Sunday, April 21, 2013

Flat UI Update to GUI

Our major HA user interfaces are web based, and when I see prepackaged UI elements, I think about how I can use them to improve what I have. We mainly use our custom floorplan GUI, but occasionally use some older interfaces. One of them is below, design circa 1999 :) As you can see, the artistic side of my brain isn't very developed.



It's actually the 2nd generation - the first was ASP and IIS based. The 2nd version didn't change the UI at all, just the implementation, which I switched to Perl CGI and Apache. I ran across a Flat UI package some time ago. Flat, from what I've gathered, is how many of the newer, hip websites are designed. I figured I'd give it a try and bring some of its design elements into our UI. As a tutorial, I've redone the above lighting UI with toggles and sliders from Flat UI. You can see how much nicer it looks in this short clip:



It's also more finger friendly for tablet use. I made my own tweaks to fit in my existing template, but I still need to move things around a litle (slide the toggles down a few pixels, maybe reduce the open space). It was relatively painless (I already know enough JavaScript and JQuery to figure out most of the kit), and I can see using it in other interfaces.

Tuesday, April 16, 2013

Using SL4A and Android Speech Recognition for Home Automation

My latest project has been experimenting with SL4A (Scripting Language For Android) and Python on my Galaxy Note II. I started with the included saychat.py sample to build a simple script that kicks off Android speech recognition. It takes the text result returned from Google and sends it over IM to our HA server. The HA server does some basic natural language processing on the text, extracting commands and performing the operations if any valid ones are found. It then returns a response over IM to the phone with the result of the command(s). Back on the phone, the Python script has been waiting for this confirmation and uses TTS to read it back. The cycle repeats until the user says "goodbye" or it gets two consecutive recognition results with no speaker. Here's a short YouTube video of it in action:



From the video, you can see I've tried to parse the speech so that it can find the commands and devices even if the command is spoken differently. I used three different phrases:

  • "Can you turn on the kitchen light and dining room light?"
  • "Can you turn off the lights in the kitchen?"
  • "Turn off the dining room light."

    I was trying to avoid having only simplistic commands like the last one. The first one demonstrates that ability to speak a command for multiple devices, and the ability to preface the command with "Can you" or pretty much anything like "The dog wants you to" ;) The 2nd command shows that it's not restricted to parsing "kitchen light" together. The last command is a typical HA VR command. My parser also has the ability to decode multiple commands in one, such as "Turn off the kitchen light, the guest bath fan and living room light and turn on the back floods." The only challenge is saying everything you want to say without much of a pause, otherwise recognition stops and the partial command will be sent.

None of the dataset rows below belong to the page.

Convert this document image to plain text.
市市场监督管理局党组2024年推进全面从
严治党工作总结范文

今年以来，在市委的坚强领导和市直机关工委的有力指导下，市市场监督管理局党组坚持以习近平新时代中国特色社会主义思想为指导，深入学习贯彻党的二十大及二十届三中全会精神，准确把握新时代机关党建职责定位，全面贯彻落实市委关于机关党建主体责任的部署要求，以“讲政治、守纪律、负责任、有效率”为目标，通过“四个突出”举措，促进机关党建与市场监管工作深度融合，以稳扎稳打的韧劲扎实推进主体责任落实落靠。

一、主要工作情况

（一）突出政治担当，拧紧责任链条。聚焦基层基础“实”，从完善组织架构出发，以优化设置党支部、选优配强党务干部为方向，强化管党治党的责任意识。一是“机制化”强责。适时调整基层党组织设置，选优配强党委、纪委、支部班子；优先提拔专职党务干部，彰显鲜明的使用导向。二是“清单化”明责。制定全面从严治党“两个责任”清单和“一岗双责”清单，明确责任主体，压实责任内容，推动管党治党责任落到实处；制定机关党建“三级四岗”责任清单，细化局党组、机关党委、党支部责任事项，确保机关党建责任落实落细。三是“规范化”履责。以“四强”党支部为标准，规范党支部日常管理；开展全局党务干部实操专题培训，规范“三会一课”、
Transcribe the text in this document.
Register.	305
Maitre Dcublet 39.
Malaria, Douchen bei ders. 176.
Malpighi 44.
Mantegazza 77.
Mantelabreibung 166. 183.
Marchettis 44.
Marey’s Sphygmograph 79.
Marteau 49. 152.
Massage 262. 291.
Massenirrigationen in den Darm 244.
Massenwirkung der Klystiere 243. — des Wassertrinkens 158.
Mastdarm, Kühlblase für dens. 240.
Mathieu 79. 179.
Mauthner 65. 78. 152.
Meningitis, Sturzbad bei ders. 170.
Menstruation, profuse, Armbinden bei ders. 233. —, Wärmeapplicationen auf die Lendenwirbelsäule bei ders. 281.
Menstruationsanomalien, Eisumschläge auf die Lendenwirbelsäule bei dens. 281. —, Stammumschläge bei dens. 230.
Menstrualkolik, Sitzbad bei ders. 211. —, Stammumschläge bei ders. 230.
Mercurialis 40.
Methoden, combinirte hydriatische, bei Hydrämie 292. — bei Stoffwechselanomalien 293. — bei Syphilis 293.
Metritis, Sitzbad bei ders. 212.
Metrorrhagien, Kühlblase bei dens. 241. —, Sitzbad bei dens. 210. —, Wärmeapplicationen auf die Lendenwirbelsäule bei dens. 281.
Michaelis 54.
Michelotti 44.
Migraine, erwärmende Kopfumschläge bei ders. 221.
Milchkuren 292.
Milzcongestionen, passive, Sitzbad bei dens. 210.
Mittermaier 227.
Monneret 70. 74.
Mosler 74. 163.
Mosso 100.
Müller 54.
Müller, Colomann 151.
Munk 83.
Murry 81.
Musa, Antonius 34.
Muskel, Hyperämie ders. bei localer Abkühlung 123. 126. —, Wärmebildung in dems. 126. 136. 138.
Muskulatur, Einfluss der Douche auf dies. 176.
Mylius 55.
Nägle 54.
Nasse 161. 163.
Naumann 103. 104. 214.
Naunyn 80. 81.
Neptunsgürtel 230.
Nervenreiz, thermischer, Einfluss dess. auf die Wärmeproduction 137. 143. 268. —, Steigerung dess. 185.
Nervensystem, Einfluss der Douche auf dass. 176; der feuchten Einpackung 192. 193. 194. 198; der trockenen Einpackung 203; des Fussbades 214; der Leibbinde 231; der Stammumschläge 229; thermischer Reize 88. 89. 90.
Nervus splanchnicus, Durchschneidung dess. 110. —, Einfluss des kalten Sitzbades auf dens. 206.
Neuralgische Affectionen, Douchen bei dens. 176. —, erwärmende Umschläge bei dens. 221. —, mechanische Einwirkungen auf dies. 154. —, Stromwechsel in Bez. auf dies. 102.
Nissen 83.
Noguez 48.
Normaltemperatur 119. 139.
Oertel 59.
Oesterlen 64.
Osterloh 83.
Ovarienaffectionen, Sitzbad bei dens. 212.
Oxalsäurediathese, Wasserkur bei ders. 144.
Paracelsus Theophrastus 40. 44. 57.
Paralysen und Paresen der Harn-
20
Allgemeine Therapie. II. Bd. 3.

    A few advantages of using this setup:

  • Google's speech recognition in the cloud is probably the best, most up-to-date system. They started building up their system with the now closed GOOG-411 service. Further fine tuning gets done on the millions of voicemails their Google Voice service transcribes. Their Chrome browser also uses their speech recognition and of course, so do the millions of Android users. All this input goes into tuning their accuracy, and what you end up with is one of the best performing, up to date speech recognition systems. If you're using Microsoft's Windows VR, you're probably getting something that gets updated every few years with each OS release - if you're upgrading. With HAL, you've getting a 1990s VR engine. I'm not even sure if that gets updated anymore.
  • Google's free form speech recognition allows the most flexibility in speaking commands. Granted, that makes the parsing more difficult, but it allows a system that can more accurately respond to the different ways different people phrase commands. Most speech recognition engines I've worked with require you to pre-program canned phrases in order to recognize commands. If you deviate just a little from what's programmed, good luck getting your command recognized.
  • By using Jabber IM as a transport mechanism for the recognized commands, the same system that works at home, works when you're away. You just turn on your mobile data - there's no VPN or SSH tunnels to set up every time you want to speak a command. There's one level of security for free since your home's IM client must have pre-approved other users to allow communication (adding them to the roster). Another level can be done at the scripting layer of your HA software, by limiting what IM users can issue certain commands. For extra security, you can even encode or encrypt the text being sent over IM if you want, but if you're using Google Talk servers, your communication is already wrapped in SSL.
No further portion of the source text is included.